Dealing with Road Rage
This week two men have been arrested on suspicion of murder as police investigate the death of a pensioner after a road rage attack at a zebra crossing. Aggressive drivers are on the increase as our highways become busier and the stresses of modern life pile on us all. Here are a few tips to avoiding road rage and on handling aggressive drivers who could ultimately do you harm.
What is aggressive driving?
- Using horn
- Flashing headlights
- Chaging lanes quickly and regularly
- Gesturing to other road users
- Talking on mobile phone
How to avoid getting road rage
- Try to ensure you are in a calm, good mood before driving.
- Plan time into journeys in case you are delayed by traffic.
- Do not overreact to, or panic about, another driver’s error, bad driving or poor attitude, just stay away from them and concentrate on driving well and within the law.
- Avoid getting into conflict with another driver.
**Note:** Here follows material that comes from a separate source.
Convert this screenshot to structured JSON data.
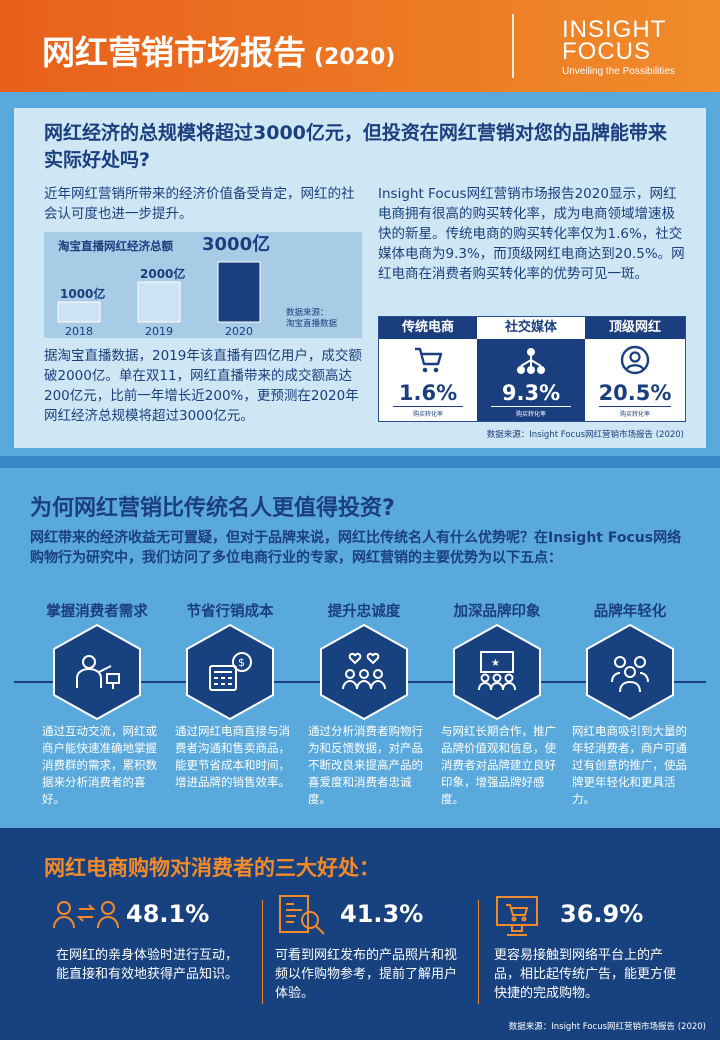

How to handle aggressive drivers
- Stay calm and think logically
- If you accidentally cause another driver to become angry hold up your whole hand as a friendly acknowledgement of your mistake
- Don’t engage in gestures, headlight flashing or sounding the horn
- Concentrate on driving responsibly.
- Refrain from eye contact
- If you are being followed by an impatient driver (tailgated) do not allow yourself to be intimidated or made to increase your speed. Slow down and find a safe opportunity to allow that driver to pass.
- If you are being persistently followed by an aggressive driver make your way to a public place, police station or busy street and if necessary, call the police. Do not allow an aggressive driver to follow you home.
- Under no circumstances should you get out of the car to deal with an angry or aggressive driver. Remain in the car with the windows closed and door locked. If necessary, call for help on a mobile phone (not while driving).
if you follow these simple steps you should be able to avoid any nasty confrontations and keep yourself a happy driver.